Once in office, President Trump should act urgently to mitigate or reverse
Resolution 2334’s consequences. Mr. Obama has made this significantly harder by
rendering America complicit in assaulting Israel. Nonetheless, handled
properly, there is an escape from both the current danger zone and the
wasteland in which the search for Middle East peace has long wandered.
First,
there must be consequences for the adoption of Resolution 2334. The Trump
administration should move to repeal the resolution, giving the 14 countries
that supported it a chance to correct their error. Nations that affirm their
votes should have their relations with Washington adjusted accordingly. In some
cases this might involve vigorous diplomatic protests. But the main
perpetrators in particular should face more tangible consequences.
As for
the United Nations itself, if this mistake is not fixed the U.S. should
withhold at least its assessed contributions to the U.N.—which amount to about
$3 billion annually or 22%-25% of its total regular and peacekeeping budgets.
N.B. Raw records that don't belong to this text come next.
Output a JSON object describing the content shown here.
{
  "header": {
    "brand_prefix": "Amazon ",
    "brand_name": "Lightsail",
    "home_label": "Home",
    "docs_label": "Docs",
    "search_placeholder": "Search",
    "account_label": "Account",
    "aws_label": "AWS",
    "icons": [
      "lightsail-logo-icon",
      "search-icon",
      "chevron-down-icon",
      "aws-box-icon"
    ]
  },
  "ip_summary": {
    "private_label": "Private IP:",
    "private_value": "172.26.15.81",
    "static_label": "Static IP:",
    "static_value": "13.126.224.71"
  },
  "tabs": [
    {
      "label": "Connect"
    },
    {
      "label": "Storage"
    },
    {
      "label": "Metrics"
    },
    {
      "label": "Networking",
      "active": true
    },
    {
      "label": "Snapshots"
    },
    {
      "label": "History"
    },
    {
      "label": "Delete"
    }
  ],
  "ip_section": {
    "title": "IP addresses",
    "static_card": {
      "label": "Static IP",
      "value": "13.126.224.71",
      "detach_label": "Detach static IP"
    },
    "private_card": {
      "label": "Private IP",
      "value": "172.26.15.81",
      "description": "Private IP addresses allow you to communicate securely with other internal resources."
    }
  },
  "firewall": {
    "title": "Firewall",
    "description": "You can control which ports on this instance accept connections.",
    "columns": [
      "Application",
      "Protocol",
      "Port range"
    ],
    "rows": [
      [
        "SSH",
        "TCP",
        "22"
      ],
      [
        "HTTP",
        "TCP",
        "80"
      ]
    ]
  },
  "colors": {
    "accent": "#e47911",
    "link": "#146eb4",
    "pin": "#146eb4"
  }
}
Meanwhile, Washington should continue funding specialized agencies such as the
World Health Organization and the International Atomic Energy Agency, if only
to dissuade them from entering the Resolution 2334 swamp.
Second,
Mr. Trump should unambiguously reject Mr. Obama’s view that Resolution 2334 is
justified to save the “two-state solution.” That goal, at best, has been on
life-support for years. After Mr. Obama’s provocation, its life expectancy
might now be only until Jan. 20. And good riddance. This dead-end vision, by
conjuring an imaginary state with zero economic viability, has harmed not only
Israel but also the Palestinians, the principal intended beneficiaries.
Far
better to essay a “three-state solution,” returning Gaza to Egypt and giving
those parts of the West Bank that Israel is prepared to cede to Jordan. By
attaching Palestinian lands to real economies (not a make-believe one), average
Palestinians (not their political elite), will have a true chance for a better
future. Other alternatives to the two-state approach should also be considered.
Mr. Obama
loves using the word “pivot” for his ever-changing priorities. It is now up to
Mr. Trump to pivot away from his predecessor’s disastrous policies on Israel.
Taking up the challenge will be difficult, but well worth the effort for
America and its friends world-wide.
Mr. Bolton is a senior fellow at the American Enterprise Institute
and author of “Surrender Is Not an Option: Defending America at the United
Nations and Abroad” (Simon & Schuster, 2007).